Farrell saw a difficult touchline conversion hit the right post but, with England dominating territory, the fly-half extended the lead to 8-0 with a 10th-minute drop-goal.
Long-range kick specialist Elliot Daly's penalty then set-up a line-out just 10 metres from the New Zealand try-line.
England won their own ball and a powerful driving maul saw co-captain Hartley, their New Zealand-born hooker, driven over for a 24th-minute try by the posts. Farrell added the simple conversion and England, against all expectations, led 15-0.
By this stage openside flanker Underhill, recalled in place of the injured Tom Curry had already made a number of important tackles.
England were playing classic wet-weather rugby.
But mistakes towards the end of the first half cost them dear.
They allowed McKenzie to make ground after missing a couple of first-up tackles, with England wing Jonny May eventually penalised for offside as he intercepted a pass.

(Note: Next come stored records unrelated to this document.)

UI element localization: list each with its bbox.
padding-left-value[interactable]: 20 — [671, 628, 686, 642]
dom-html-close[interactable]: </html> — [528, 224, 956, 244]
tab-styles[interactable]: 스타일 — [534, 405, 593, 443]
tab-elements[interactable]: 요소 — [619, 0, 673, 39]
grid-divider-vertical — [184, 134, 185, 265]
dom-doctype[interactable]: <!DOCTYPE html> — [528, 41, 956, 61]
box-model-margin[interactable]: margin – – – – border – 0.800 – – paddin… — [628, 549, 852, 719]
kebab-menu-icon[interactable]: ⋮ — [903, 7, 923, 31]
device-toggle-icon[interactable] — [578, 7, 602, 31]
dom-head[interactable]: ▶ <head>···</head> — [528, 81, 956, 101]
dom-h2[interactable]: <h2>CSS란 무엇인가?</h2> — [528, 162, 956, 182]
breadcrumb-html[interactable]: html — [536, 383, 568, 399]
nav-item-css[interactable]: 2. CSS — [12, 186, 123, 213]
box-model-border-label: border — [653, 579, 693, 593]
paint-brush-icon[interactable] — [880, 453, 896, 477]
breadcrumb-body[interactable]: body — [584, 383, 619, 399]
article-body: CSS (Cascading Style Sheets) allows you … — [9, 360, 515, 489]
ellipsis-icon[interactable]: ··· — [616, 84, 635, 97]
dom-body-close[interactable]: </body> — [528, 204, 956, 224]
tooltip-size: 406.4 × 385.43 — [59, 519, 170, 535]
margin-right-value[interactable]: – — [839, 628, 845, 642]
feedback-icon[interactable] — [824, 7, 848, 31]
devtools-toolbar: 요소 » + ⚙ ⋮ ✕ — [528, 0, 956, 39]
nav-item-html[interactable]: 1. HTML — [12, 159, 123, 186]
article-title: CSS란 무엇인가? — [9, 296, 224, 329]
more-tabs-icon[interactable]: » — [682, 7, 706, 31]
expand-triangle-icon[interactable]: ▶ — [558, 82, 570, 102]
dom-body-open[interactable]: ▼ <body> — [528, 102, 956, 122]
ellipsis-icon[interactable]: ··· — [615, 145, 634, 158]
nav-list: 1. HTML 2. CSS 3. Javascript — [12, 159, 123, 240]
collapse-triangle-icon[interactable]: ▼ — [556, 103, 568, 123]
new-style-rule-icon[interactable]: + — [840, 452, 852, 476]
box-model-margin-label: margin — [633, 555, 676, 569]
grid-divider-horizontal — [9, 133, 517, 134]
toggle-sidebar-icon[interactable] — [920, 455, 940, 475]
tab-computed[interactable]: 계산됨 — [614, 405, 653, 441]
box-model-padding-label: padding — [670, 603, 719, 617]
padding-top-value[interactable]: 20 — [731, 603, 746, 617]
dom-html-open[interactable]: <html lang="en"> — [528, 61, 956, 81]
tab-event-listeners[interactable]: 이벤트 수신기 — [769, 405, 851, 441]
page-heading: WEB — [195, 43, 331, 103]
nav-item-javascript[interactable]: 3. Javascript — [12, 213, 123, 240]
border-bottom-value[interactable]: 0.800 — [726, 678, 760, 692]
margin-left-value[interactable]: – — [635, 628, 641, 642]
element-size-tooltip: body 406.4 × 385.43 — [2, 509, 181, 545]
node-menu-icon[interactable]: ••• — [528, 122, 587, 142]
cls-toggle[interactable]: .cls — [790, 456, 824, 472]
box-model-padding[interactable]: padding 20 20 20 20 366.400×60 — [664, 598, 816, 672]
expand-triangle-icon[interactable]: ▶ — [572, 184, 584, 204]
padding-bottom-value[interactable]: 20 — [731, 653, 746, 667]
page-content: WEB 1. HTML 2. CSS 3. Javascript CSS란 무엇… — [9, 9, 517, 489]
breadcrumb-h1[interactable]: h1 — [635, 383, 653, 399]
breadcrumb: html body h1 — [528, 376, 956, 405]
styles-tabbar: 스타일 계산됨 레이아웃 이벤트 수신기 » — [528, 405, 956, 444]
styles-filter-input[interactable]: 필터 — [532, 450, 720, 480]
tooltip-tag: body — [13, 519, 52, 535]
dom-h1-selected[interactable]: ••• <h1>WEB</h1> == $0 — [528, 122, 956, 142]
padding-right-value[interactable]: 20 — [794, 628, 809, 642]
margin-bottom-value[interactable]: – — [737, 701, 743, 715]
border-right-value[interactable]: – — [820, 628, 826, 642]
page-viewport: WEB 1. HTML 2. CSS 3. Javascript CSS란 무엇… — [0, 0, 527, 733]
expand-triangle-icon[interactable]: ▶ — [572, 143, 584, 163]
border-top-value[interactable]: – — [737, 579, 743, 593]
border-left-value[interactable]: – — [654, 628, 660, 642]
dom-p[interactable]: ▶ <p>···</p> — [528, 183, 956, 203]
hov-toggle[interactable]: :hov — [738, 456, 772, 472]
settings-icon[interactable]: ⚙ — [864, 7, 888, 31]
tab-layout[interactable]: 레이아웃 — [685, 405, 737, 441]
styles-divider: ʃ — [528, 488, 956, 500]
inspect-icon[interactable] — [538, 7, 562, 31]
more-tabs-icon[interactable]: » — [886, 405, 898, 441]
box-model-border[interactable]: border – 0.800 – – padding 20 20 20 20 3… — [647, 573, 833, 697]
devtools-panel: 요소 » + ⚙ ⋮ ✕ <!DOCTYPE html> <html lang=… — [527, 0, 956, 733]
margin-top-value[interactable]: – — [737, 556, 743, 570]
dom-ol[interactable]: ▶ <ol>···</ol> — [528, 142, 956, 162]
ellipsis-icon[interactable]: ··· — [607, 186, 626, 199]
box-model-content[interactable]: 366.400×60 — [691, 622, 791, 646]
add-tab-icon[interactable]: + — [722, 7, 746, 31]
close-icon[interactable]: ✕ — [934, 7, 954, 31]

The All Blacks declined a kickable penalty to opt for a scrum 12 metres out.
Their setpiece was solid and Barrett's clever inside pass allowed the onrushing McKenzie to go over on the cutback for a 39th-minute try that Barrett duly converted.
With barely a minute left in the half, Farrell then carelessly kicked the re-start directly into touch, allowing New Zealand a scrum on the half-way line.
The All Blacks gained field position off the setpiece and further England indiscpline allowed Barrett to knock over a penalty in front of the posts.
New Zealand nearly caught England cold right at the start of the second half after a jinking McKenzie sliced his way through before linking with Ben Smith and Aaron Smith only for wing Rieko Ioane to drop the scrum-half's pass when a try was in sight.
But they did cut England's lead to two points when Barrett landed a drop-goal -- his first at this level.
As so often, New Zealand weathered both the conditions and their opponents' impressive early start, with Barrett's penalty on the hour giving them a one-point lead that turned out to be just enough.